It was foolish to try and scale the cliffs of the Crater. I decided to take Yagi with me in the ornithopter. I equipped myself in my old Dominion uniform with an array of equipment. Aether sabre. Bonesaw. Shears. Reanimation serum. Inoculation pistol. Yagi had...a pink dress and matching colored katana with sheath. I’m not even going to ask.
Just before daybreak we hovered from the roof of the Consulate in our aircraft and rose towards the smog-smudged morning. As we soared over the edge of the crater we were greeted with an array of flashes from below. I took some evasive maneuvers but soon realized this was not the first weapon in Hans’s arsenal. They were cameras. Mr. Hans invited the press.
They were lined up all along the edge of the crater. Adding to the chaos was a spotlight blinding me from above. A dirigible! Hans wanted to make a public spectacle of this. Such a glory hog! Fine then. So much for the element of surprise.
As I struggled to maintain control of the ornithopter the tip of my right wing clipped a spire of melted steel. I made an abrupt landing, bouncing a few times before spinning to a halt. I climbed out of the cockpit and passed Yagi the blueprints.
“You seemed to show some Spark talent on the tests...see if you can fix this.”
She unfolded the paper until it covered her completely.
“But Doctor...?”
“Just see what you can do, my dear.” I slid down the wing and
Ah yes, there he was. Just as described. If not uglier. It looked like he's welded on more boilerplate than...Boilerplate! And yes, he was leaking liquid nitrogen. It was like he brought his own fog machine. Well, lets get this over with, I thought. The zeppelin had arclights aimed at both Hans and myself, so the challenge was navigating the ruins instead of actually finding him.
"Cold Dead Hans, I presume?"
"None other!
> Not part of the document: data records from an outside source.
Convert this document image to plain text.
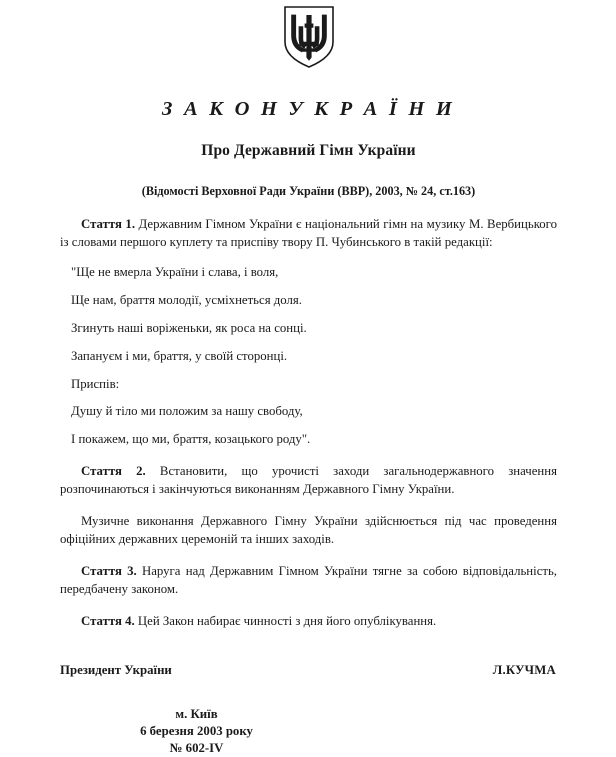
З А К О Н У К Р А Ї Н И
Про Державний Гімн України
(Відомості Верховної Ради України (ВВР), 2003, № 24, ст.163)

Стаття 1. Державним Гімном України є національний гімн на музику М. Вербицького із словами першого куплету та приспіву твору П. Чубинського в такій редакції:

"Ще не вмерла України і слава, і воля,

Ще нам, браття молодії, усміхнеться доля.

Згинуть наші воріженьки, як роса на сонці.

Запануєм і ми, браття, у своїй сторонці.

Приспів:

Душу й тіло ми положим за нашу свободу,

І покажем, що ми, браття, козацького роду".

Стаття 2. Встановити, що урочисті заходи загальнодержавного значення розпочинаються і закінчуються виконанням Державного Гімну України.

Музичне виконання Державного Гімну України здійснюється під час проведення офіційних державних церемоній та інших заходів.

Стаття 3. Наруга над Державним Гімном України тягне за собою відповідальність, передбачену законом.

Стаття 4. Цей Закон набирає чинності з дня його опублікування.

Президент України	Л.КУЧМА
м. Київ
6 березня 2003 року
№ 602-IV
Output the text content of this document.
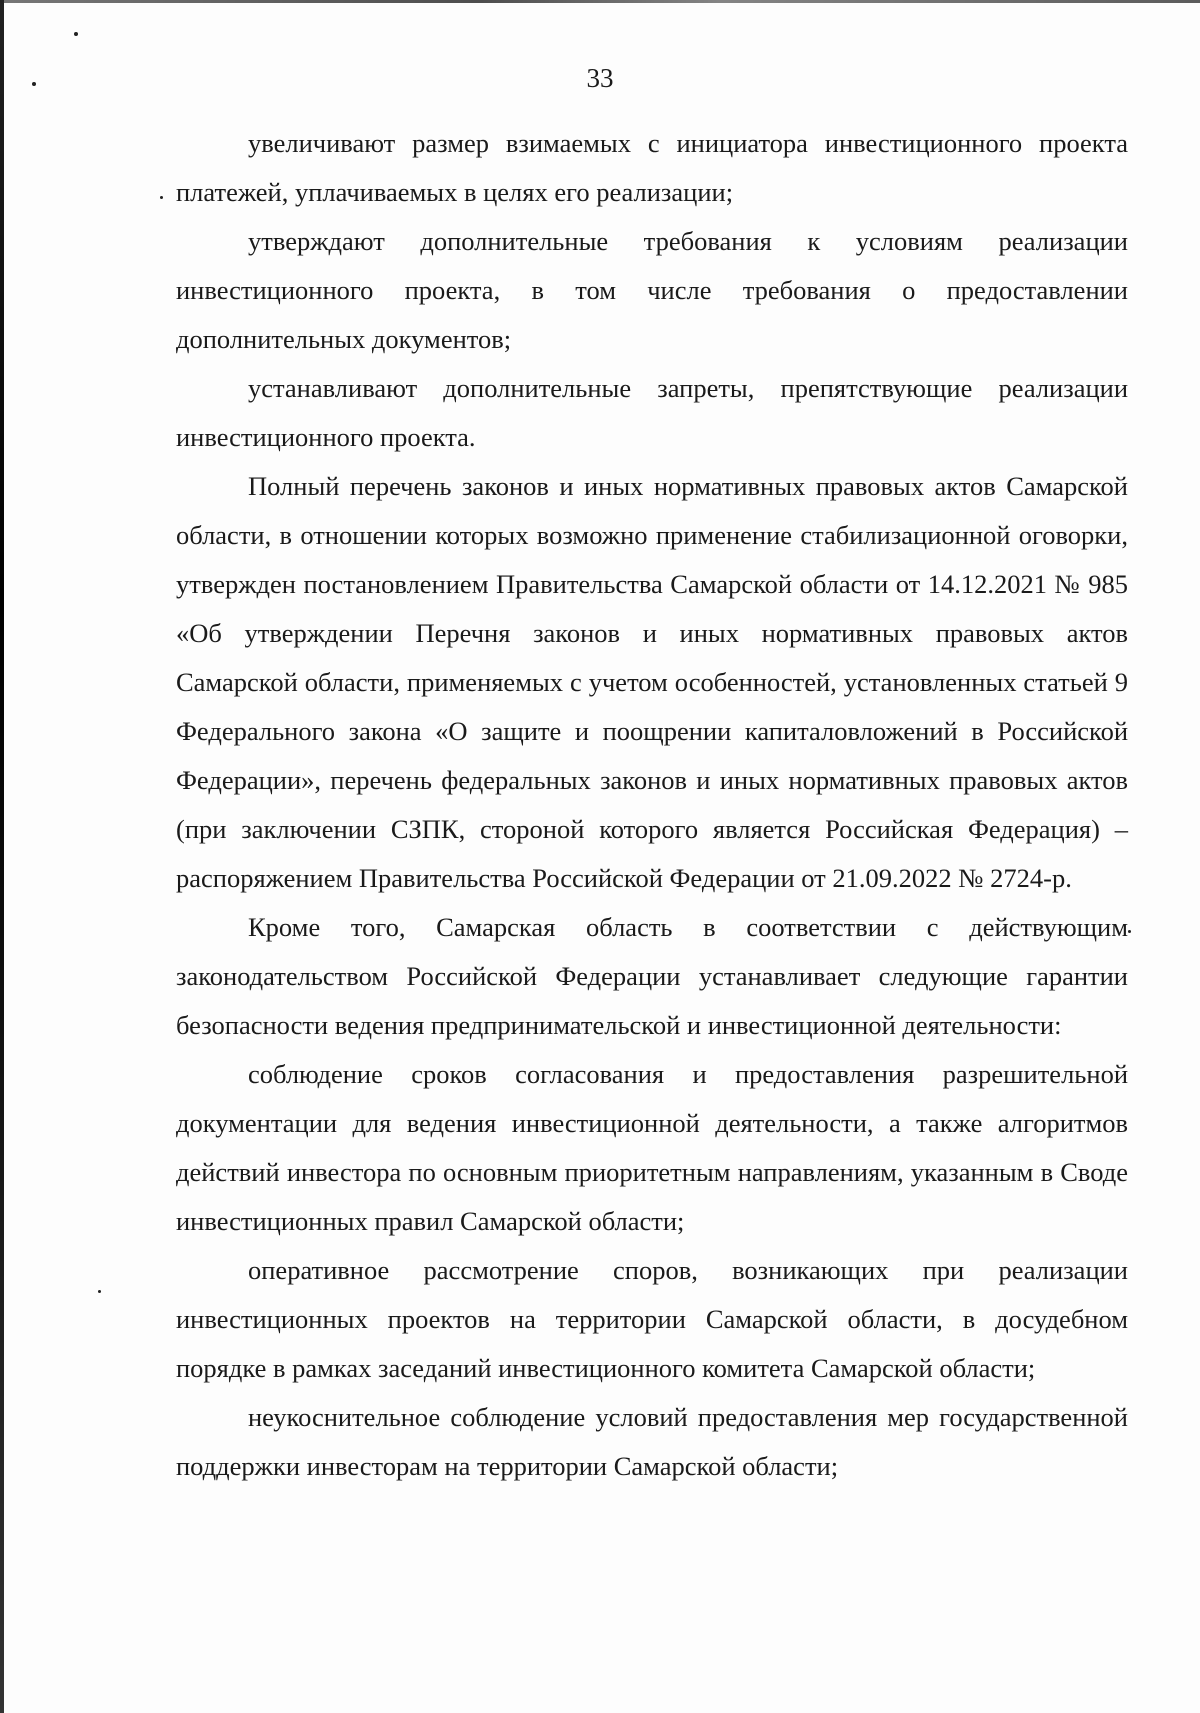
33

увеличивают размер взимаемых с инициатора инвестиционного проекта платежей, уплачиваемых в целях его реализации;

утверждают дополнительные требования к условиям реализации инвестиционного проекта, в том числе требования о предоставлении дополнительных документов;

устанавливают дополнительные запреты, препятствующие реализации инвестиционного проекта.

Полный перечень законов и иных нормативных правовых актов Самарской области, в отношении которых возможно применение стабилизационной оговорки, утвержден постановлением Правительства Самарской области от 14.12.2021 № 985 «Об утверждении Перечня законов и иных нормативных правовых актов Самарской области, применяемых с учетом особенностей, установленных статьей 9 Федерального закона «О защите и поощрении капиталовложений в Российской Федерации», перечень федеральных законов и иных нормативных правовых актов (при заключении СЗПК, стороной которого является Российская Федерация) – распоряжением Правительства Российской Федерации от 21.09.2022 № 2724-р.

Кроме того, Самарская область в соответствии с действующим законодательством Российской Федерации устанавливает следующие гарантии безопасности ведения предпринимательской и инвестиционной деятельности:

соблюдение сроков согласования и предоставления разрешительной документации для ведения инвестиционной деятельности, а также алгоритмов действий инвестора по основным приоритетным направлениям, указанным в Своде инвестиционных правил Самарской области;

оперативное рассмотрение споров, возникающих при реализации инвестиционных проектов на территории Самарской области, в досудебном порядке в рамках заседаний инвестиционного комитета Самарской области;

неукоснительное соблюдение условий предоставления мер государственной поддержки инвесторам на территории Самарской области;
Oh and you brought one of your little DOLLS with you! How pathetic!"
"What's pathetic is you being so hopelessly insane that you can't admit the limitations of your own invention, even after it kills you! Look at yourself! You're a one trick pony...just like the Deadly Ringer! And the same way I smashed his Sonic Neuron Disruptor I’ll leave you in a pile of useless scrap!”
“Now THAT sounds like a challenge! Now, just to make things fair...”
A detonation. A flash. A crushing pain in my skull.
“It’s just a Reality Enforcement Device, Doctor. I’m sure you’re quite familiar with them. This will be purely a battle of our Sparks, not muddled by your demon-worshipping sorcery!”
“I’ll have all the time in the world to lecture you on the false dichotomy between Science and Magic after I extricate your cortex from that walking junkpile you call an exoskeleton! And by the way...why the HELL did you invite the media?”
He pointed his elongated gauntlet at me. “I want the ENTIRE Steamlands to witness your defeat! Once I rid the world of you, the rest of your family will fall one by one! Even the mighty Bloodwing!”
“You really ARE a narcissist aren’t you? Are you trying to make this into one of those dreadful so-called ‘reality shows’ that the mainlanders...”
“ENOUGH!” he bellowed. It’s time...to RUMBLE!
The sounds of drums and horns echoed through the crater. It was coming from the zeppelin.
“You’ve got to be kidding me...”
Another voice boomed from the airship.
“EPIC MAD SCIENTIST BATTLES OF HISTORYYYY!”
I rolled my eyes. “Oh for the love of...COPYRIGHTS, man! COPYRIGHTS!”
“DARIEN MASON!”
“VERSUS...COOOOLD DEAAAAD HAAAAAANS!”